In my view, this is a fairly sensible way to deal with the complex problem that is drug shortages. In the case of a long-term shortage, it’s certainly true that a company providing access to samples will be taking drugs away from some patients who need them today. But there’s a real benefit to those patients on the back end, as the introduction of a generic supplier should result in an increased supply of the drug in question and an alleviation of the shortage. In the event of a brief shortage, a company providing samples now will similarly be taking them away from patients, but there is no corresponding benefit on the back end if the company can alleviate the shortage itself, and at that time its legal obligation to provide such samples will resume. I could envision a different carve-out organized not by length of shortage but by the cause of the shortage or the relative importance of the product in question to patient care, but this is a thoughtful approach to the situation.

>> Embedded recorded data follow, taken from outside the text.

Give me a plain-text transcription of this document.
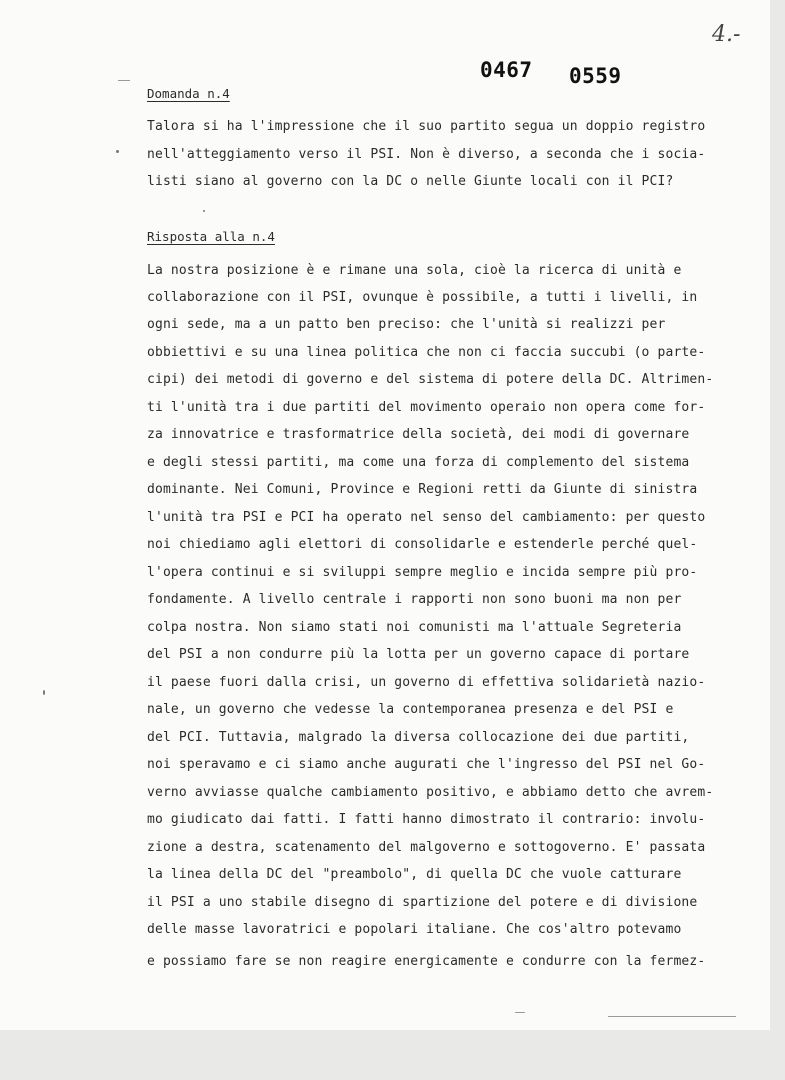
4.-
0467 0559
Domanda n.4
Talora si ha l'impressione che il suo partito segua un doppio registro
nell'atteggiamento verso il PSI. Non è diverso, a seconda che i socia-
listi siano al governo con la DC o nelle Giunte locali con il PCI?
Risposta alla n.4
La nostra posizione è e rimane una sola, cioè la ricerca di unità e
collaborazione con il PSI, ovunque è possibile, a tutti i livelli, in
ogni sede, ma a un patto ben preciso: che l'unità si realizzi per
obbiettivi e su una linea politica che non ci faccia succubi (o parte-
cipi) dei metodi di governo e del sistema di potere della DC. Altrimen-
ti l'unità tra i due partiti del movimento operaio non opera come for-
za innovatrice e trasformatrice della società, dei modi di governare
e degli stessi partiti, ma come una forza di complemento del sistema
dominante. Nei Comuni, Province e Regioni retti da Giunte di sinistra
l'unità tra PSI e PCI ha operato nel senso del cambiamento: per questo
noi chiediamo agli elettori di consolidarle e estenderle perché quel-
l'opera continui e si sviluppi sempre meglio e incida sempre più pro-
fondamente. A livello centrale i rapporti non sono buoni ma non per
colpa nostra. Non siamo stati noi comunisti ma l'attuale Segreteria
del PSI a non condurre più la lotta per un governo capace di portare
il paese fuori dalla crisi, un governo di effettiva solidarietà nazio-
nale, un governo che vedesse la contemporanea presenza e del PSI e
del PCI. Tuttavia, malgrado la diversa collocazione dei due partiti,
noi speravamo e ci siamo anche augurati che l'ingresso del PSI nel Go-
verno avviasse qualche cambiamento positivo, e abbiamo detto che avrem-
mo giudicato dai fatti. I fatti hanno dimostrato il contrario: involu-
zione a destra, scatenamento del malgoverno e sottogoverno. E' passata
la linea della DC del "preambolo", di quella DC che vuole catturare
il PSI a uno stabile disegno di spartizione del potere e di divisione
delle masse lavoratrici e popolari italiane. Che cos'altro potevamo
e possiamo fare se non reagire energicamente e condurre con la fermez-
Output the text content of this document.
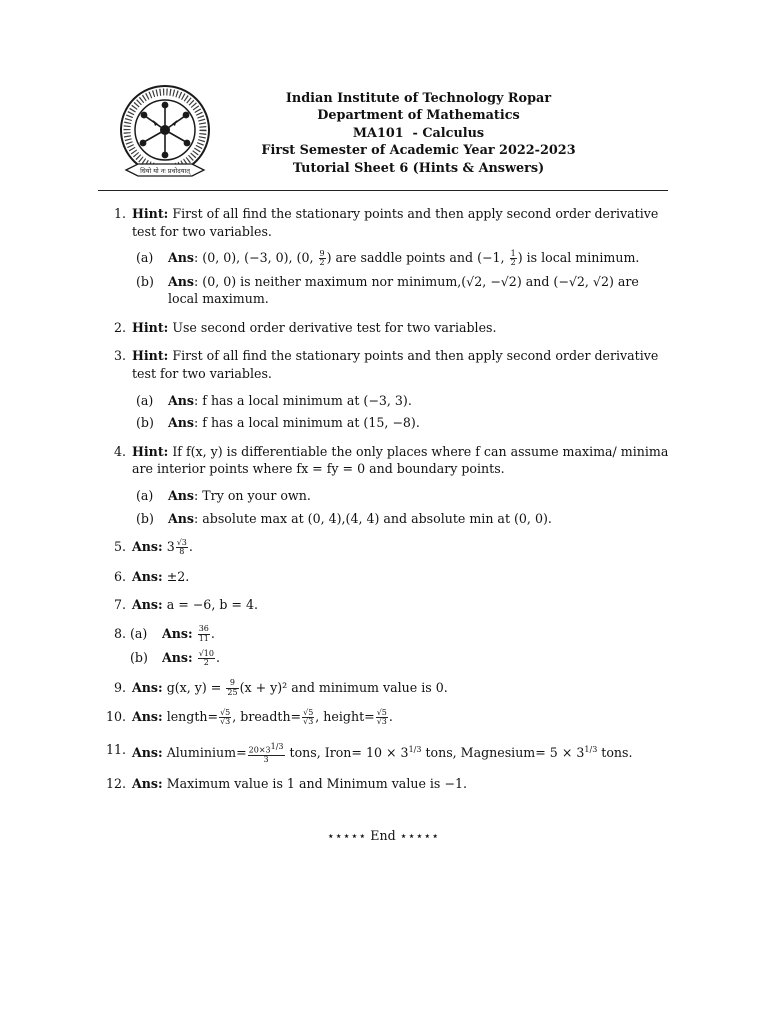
धियो यो नः प्रचोदयात्
Indian Institute of Technology Ropar
Department of Mathematics
MA101  - Calculus
First Semester of Academic Year 2022-2023
Tutorial Sheet 6 (Hints & Answers)
1. Hint: First of all find the stationary points and then apply second order derivative test for two variables.
(a)	Ans: (0, 0), (−3, 0), (0, $\frac{9}{2}$ ) are saddle points and (−1, $\frac{1}{2}$ ) is local minimum.
(b)	Ans: (0, 0) is neither maximum nor minimum,(√2, −√2) and (−√2, √2) are local maximum.
2. Hint: Use second order derivative test for two variables.
3. Hint: First of all find the stationary points and then apply second order derivative test for two variables.
(a)	Ans: f has a local minimum at (−3, 3).
(b)	Ans: f has a local minimum at (15, −8).
4. Hint: If f(x, y) is differentiable the only places where f can assume maxima/ minima are interior points where fx = fy = 0 and boundary points.
(a)	Ans: Try on your own.
(b)	Ans: absolute max at (0, 4),(4, 4) and absolute min at (0, 0).
5. Ans: $3 \frac{√3}{8}$ .
6. Ans: ±2.
7. Ans: a = −6, b = 4.
8. (a)	Ans: $\frac{36}{11}$ .
(b)	Ans: $\frac{√10}{2}$ .
9. Ans: g(x, $y) = \frac{9}{25} (x + y)^2$ and minimum value is 0.
10. Ans: length= $\frac{√5}{√3}$ , breadth= $\frac{√5}{√3}$ , height= $\frac{√5}{√3}$ .
11. Ans: Aluminium= $\frac{20\times 31/3}{3}$ tons, Iron= $10 \times 3^{1/3}$ tons, Magnesium= $5 \times 3^{1/3}$ tons.
12. Ans: Maximum value is 1 and Minimum value is −1.
⋆⋆⋆⋆⋆ End ⋆⋆⋆⋆⋆
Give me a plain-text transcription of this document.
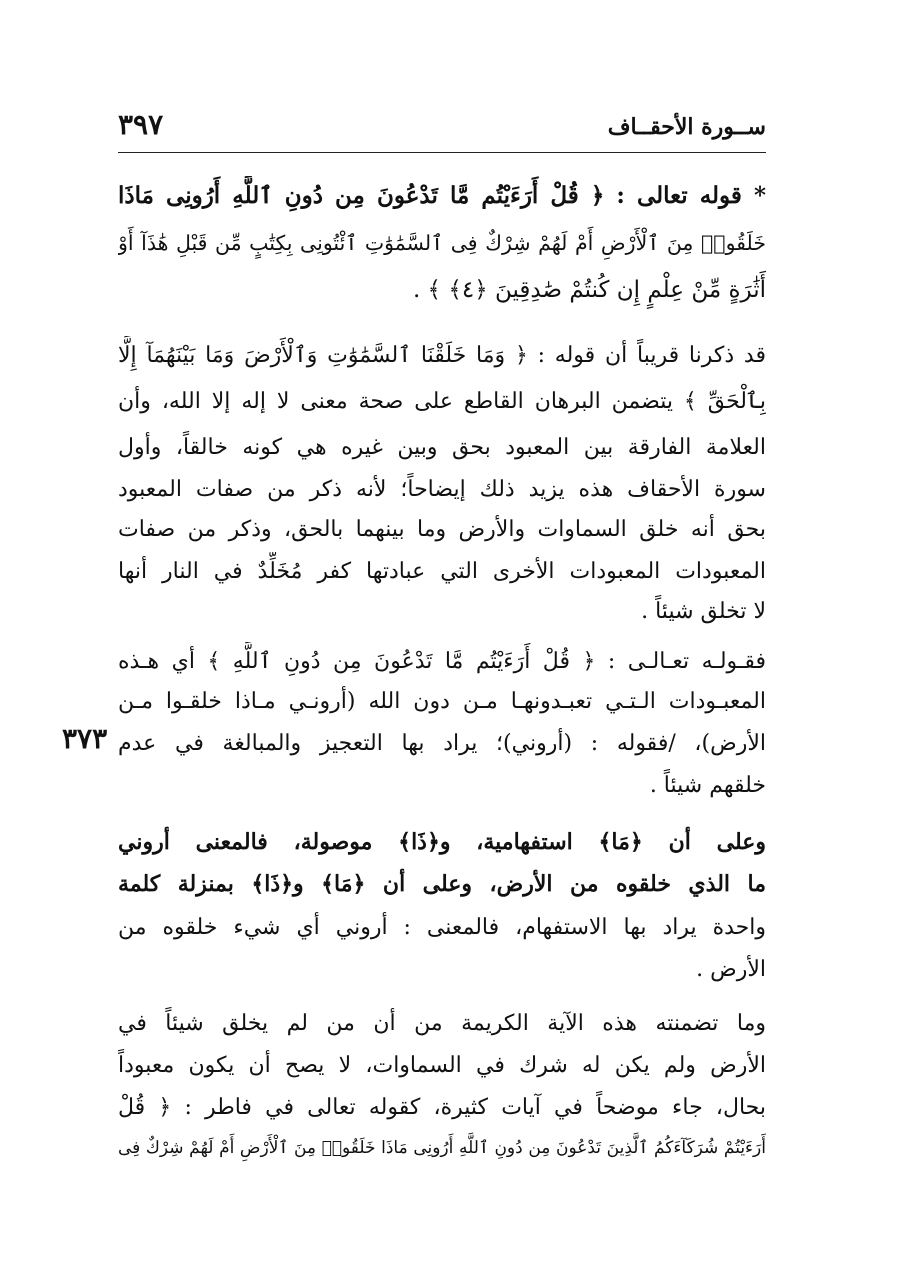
ســورة الأحقــاف
٣٩٧
٣٧٣
* قوله تعالى : ﴿ قُلْ أَرَءَيْتُم مَّا تَدْعُونَ مِن دُونِ ٱللَّهِ أَرُونِى مَاذَا
خَلَقُوا۟ مِنَ ٱلْأَرْضِ أَمْ لَهُمْ شِرْكٌ فِى ٱلسَّمَٰوَٰتِ ٱئْتُونِى بِكِتَٰبٍ مِّن قَبْلِ هَٰذَآ أَوْ
أَثَٰرَةٍ مِّنْ عِلْمٍ إِن كُنتُمْ صَٰدِقِينَ ﴿٤﴾ ﴾ .
قد ذكرنا قريباً أن قوله : ﴿ وَمَا خَلَقْنَا ٱلسَّمَٰوَٰتِ وَٱلْأَرْضَ وَمَا بَيْنَهُمَآ إِلَّا
بِٱلْحَقِّ ﴾ يتضمن البرهان القاطع على صحة معنى لا إله إلا الله، وأن
العلامة الفارقة بين المعبود بحق وبين غيره هي كونه خالقاً، وأول
سورة الأحقاف هذه يزيد ذلك إيضاحاً؛ لأنه ذكر من صفات المعبود
بحق أنه خلق السماوات والأرض وما بينهما بالحق، وذكر من صفات
المعبودات المعبودات الأخرى التي عبادتها كفر مُخَلِّدٌ في النار أنها
لا تخلق شيئاً .
فقـولـه تعـالـى : ﴿ قُلْ أَرَءَيْتُم مَّا تَدْعُونَ مِن دُونِ ٱللَّهِ ﴾ أي هـذه
المعبـودات الـتـي تعبـدونهـا مـن دون الله (أرونـي مـاذا خلقـوا مـن
الأرض)، /فقوله : (أروني)؛ يراد بها التعجيز والمبالغة في عدم
خلقهم شيئاً .
وعلى أن ﴿مَا﴾ استفهامية، و﴿ذَا﴾ موصولة، فالمعنى أروني
ما الذي خلقوه من الأرض، وعلى أن ﴿مَا﴾ و﴿ذَا﴾ بمنزلة كلمة
واحدة يراد بها الاستفهام، فالمعنى : أروني أي شيء خلقوه من
الأرض .
وما تضمنته هذه الآية الكريمة من أن من لم يخلق شيئاً في
الأرض ولم يكن له شرك في السماوات، لا يصح أن يكون معبوداً
بحال، جاء موضحاً في آيات كثيرة، كقوله تعالى في فاطر : ﴿ قُلْ
أَرَءَيْتُمْ شُرَكَآءَكُمُ ٱلَّذِينَ تَدْعُونَ مِن دُونِ ٱللَّهِ أَرُونِى مَاذَا خَلَقُوا۟ مِنَ ٱلْأَرْضِ أَمْ لَهُمْ شِرْكٌ فِى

Second, as much as I support the goal of this bill, I am often skeptical that litigation is a good way to make almost anything happen faster, rather than slower. The bill creates a cause of action for generic companies to sue recalcitrant innovators, and it sets forth various penalties, including monetary damages, in the event that the generic prevails. Ideally, the bill will deter would-be delaying companies from refusing to provide such samples in the first place. But given the endlessly creative delaying tactics often observed in the pharmaceutical industry (a recent paper on this by Robin Feldman and Evan Frondorf is instructive), I would expect at least some amount of litigation as to what counts as “commercially reasonable” terms. As one obvious example, what about companies who don’t refuse to provide such samples but charge many times the market price of the drug?
Essentially, I worry that litigation to enforce the Act will be long, complicated, and expensive. It will likely be long simply because that is the nature of complex litigation. It will be complicated as the parties seek to demonstrate the meaning of “commercially reasonable” and provide evidence of each others’ actions. Here, I would guess that these claims will have some similarity to refusal to deal actions in the antitrust context, and judges’ uneasiness about adjudicating those disputes will likely carry over here as well. And the cost of discovery, of proving these allegations, and of the lawyers’ time involved may be substantial. I would suggest that in revising the bill, the sponsors reconsider the provision capping monetary damages at “the revenue that the license holder earned on the covered product” during the problematic refusal period in question. A treble damages provision might more helpfully deter firms from engaging in this behavior to begin with, while under the current draft some might view it as the cost of doing business.
The CREATES Act is generally a thoughtful response to a problem that is seemingly growing in public salience. I look forward to following its progress, particularly the hearing to be held on the subject next Tuesday.